Est-ce que l’âge de M. Henri Konan Bédié, l’autre prétendant à la présidentielle vous pose un problème personnellement ?

KKS : Du point de vue de la légalité, il est dans ses droits. Le peuple, détenteur du pouvoir a légiféré pour dire qu’à un certain âge, il semblerait que les gens ne soient plus, ne serait-ce que physiquement, au point pour tenir les charges de la présidence de la République qui sont des charges prenantes. C’était dans la constitution mais cette constitution a été changée et le verrou a été sauté, dès lors, même si quelqu’un a 120 ans et qu’il veut être candidat, c’est son droit. Je n’ai absolument pas d’objection là-dessus.

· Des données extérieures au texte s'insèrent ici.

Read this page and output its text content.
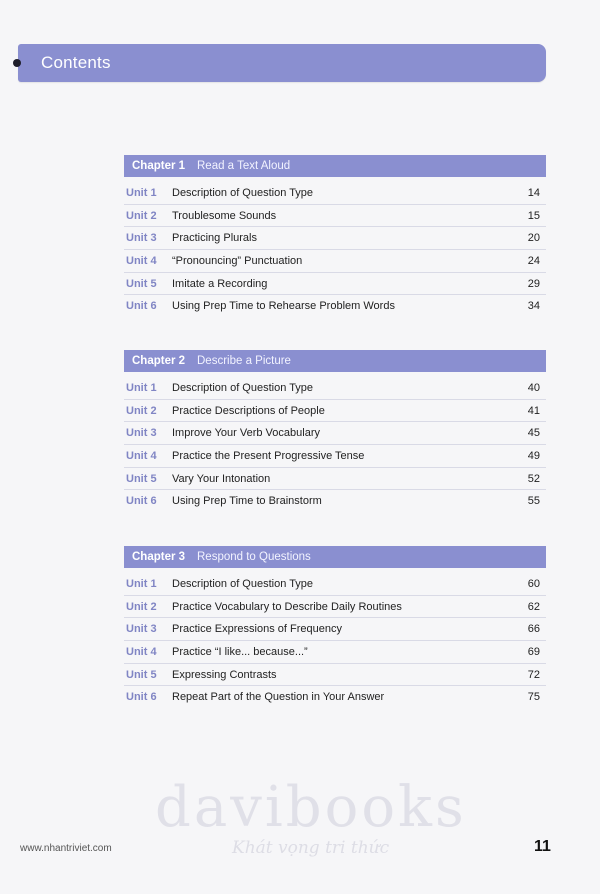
Contents
Chapter 1 Read a Text Aloud
Unit 1 Description of Question Type	14
Unit 2 Troublesome Sounds	15
Unit 3 Practicing Plurals	20
Unit 4 “Pronouncing” Punctuation	24
Unit 5 Imitate a Recording	29
Unit 6 Using Prep Time to Rehearse Problem Words	34
Chapter 2 Describe a Picture
Unit 1 Description of Question Type	40
Unit 2 Practice Descriptions of People	41
Unit 3 Improve Your Verb Vocabulary	45
Unit 4 Practice the Present Progressive Tense	49
Unit 5 Vary Your Intonation	52
Unit 6 Using Prep Time to Brainstorm	55
Chapter 3 Respond to Questions
Unit 1 Description of Question Type	60
Unit 2 Practice Vocabulary to Describe Daily Routines	62
Unit 3 Practice Expressions of Frequency	66
Unit 4 Practice “I like... because...”	69
Unit 5 Expressing Contrasts	72
Unit 6 Repeat Part of the Question in Your Answer	75
davibooks
Khát vọng tri thức
www.nhantriviet.com	11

Est-ce que vous craignez un remake du scénario de 2010 avec les trois ténors Henri Konan Bédié, Laurent Gbagbo et Alassane Ouattara ?

KKS : Je le dis depuis deux ans. Absolument le tableau qui nous est offert est un tableau identique à la fois par le casting que par tout l’arsenal juridique et l’environnement qui l’entoure. Nous allons tout droit vers un remake et moi mon devoir parce que c’est ma mission, c’est de faire échouer ce remake.